A Silver Bullet For Sane AI
AI Pluralism is Already here, it’s just not Evenly Distributed
How do we solve the problem of a few far left activists forcing AIs, such as ChatGPT or Google Gemini, to conform to their ideology?
Imagine a world where GPT-4 is aligned with the user – a world where no third party can manipulate the ideology of a machine model you are paying to use. This is the policy goal of AI Pluralism. It should be one policy goal of the reality focused coalition: moderate liberals, centrists, conservatives, libertarians, and anyone who cares about truth. To many people I speak to, it sounds like a fantasy. It is also the present day reality if you are an OpenAI engineer.
An unvarnished, non-ideologically-manipulated GPT-4 is not a fantasy. It literally already exists. Of course, it still has errors and minor data contamination problems. But compared to the public versions of GPT-4, it is put through far less ideology filtering. The same is true of Gemini, Claude, Grok, and essentially every model I’m aware of.
Here is the crucial fact: machine learning typically occurs in two stages. The first develops the capabilities of the model and is far more resource-intensive (read: expensive). The second is “fine-tuning”, which uses intentionally human-curated or human-generated data to change style, specialization, genre, and most importantly in this case, ideology. The first stage costs hundreds of millions if not billions, in the case of GPT-4. The second stage is cheap, costing hundreds of dollars. Major companies such as OpenAI already released public fine-tuning infrastructure (for a price), namely GPTs.
The policy goal of the reality-focused coalition should be to require that any release of the second iteration of the model requires a similar release of the first iteration of the model.
The are several downsides to this policy:
It may incentivize far-left extremists to attempt to contaminate data in earlier stages of training. However, companies face constraints on allowing this: the first stage of training is far more expensive, meaning that the fine-grained conformity extremists seek will be far more costly.
While these stages are currently well-defined from a research and engineering perspective, it is difficult to define them from a legal perspective. A loose legal definition may allow companies to pass off their current release models as “first stage” models.
It does not solve the underlying problem of extremist activists being employed by large tech companies. While it may make their ideological influence more difficult, it will not reduce it to zero.

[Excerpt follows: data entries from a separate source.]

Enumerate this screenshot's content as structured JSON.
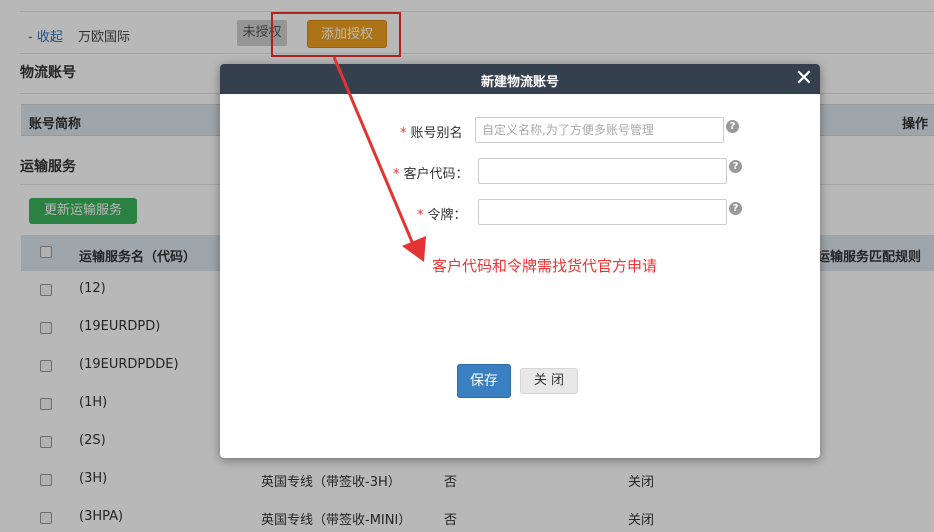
{
  "topbar": {
    "collapse_link": "- 收起",
    "company": "万欧国际",
    "unauth_badge": "未授权",
    "add_auth_button": "添加授权"
  },
  "sections": {
    "logistics_account": "物流账号",
    "transport_service": "运输服务"
  },
  "account_table": {
    "col_name": "账号简称",
    "col_operation": "操作"
  },
  "update_button": "更新运输服务",
  "service_table": {
    "col_service_name": "运输服务名（代码）",
    "col_match_rule": "运输服务匹配规则",
    "rows": [
      {
        "code": "(12)",
        "name": "",
        "flag": "",
        "status": ""
      },
      {
        "code": "(19EURDPD)",
        "name": "",
        "flag": "",
        "status": ""
      },
      {
        "code": "(19EURDPDDE)",
        "name": "",
        "flag": "",
        "status": ""
      },
      {
        "code": "(1H)",
        "name": "",
        "flag": "",
        "status": ""
      },
      {
        "code": "(2S)",
        "name": "",
        "flag": "",
        "status": ""
      },
      {
        "code": "(3H)",
        "name": "英国专线（带签收-3H）",
        "flag": "否",
        "status": "关闭"
      },
      {
        "code": "(3HPA)",
        "name": "英国专线（带签收-MINI）",
        "flag": "否",
        "status": "关闭"
      }
    ]
  },
  "modal": {
    "title": "新建物流账号",
    "close_symbol": "✕",
    "fields": {
      "alias": {
        "label": "账号别名",
        "placeholder": "自定义名称,为了方便多账号管理",
        "value": ""
      },
      "customer_code": {
        "label": "客户代码：",
        "placeholder": "",
        "value": ""
      },
      "token": {
        "label": "令牌：",
        "placeholder": "",
        "value": ""
      }
    },
    "required_mark": "*",
    "help_symbol": "?",
    "annotation": "客户代码和令牌需找货代官方申请",
    "save_button": "保存",
    "close_button": "关 闭"
  },
  "colors": {
    "accent_orange": "#f0a020",
    "accent_green": "#3cb35a",
    "modal_header": "#34404e",
    "primary_blue": "#3a7fc1",
    "annotation_red": "#e33333"
  }
}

I don't really think this is a problem that needs solving.
The reason this stuff is happening is that currently AI models aren't a buisness product but a PR move -- look see how awesome we are you should totally buy our stock/come work here/give us funding. But this is what you expect from PR stunts, functionality is secondary to avoiding getting people upset (it's just they did this very badly).
Once these are actually mostly revenue streams I expect the consumers will be given control over the filters to allow them to best use the product. It won't be news that someone got their AI to say something racist when they turned off that filter anymore than it's news that I can add the n-word to my autocomplete dictionary.
The government itself will regulate what AIs we get to use within a decade should the AI's usefulness prove out, and the ideologues will be in control. It will be done to protect us from misinformation and to protect democracy.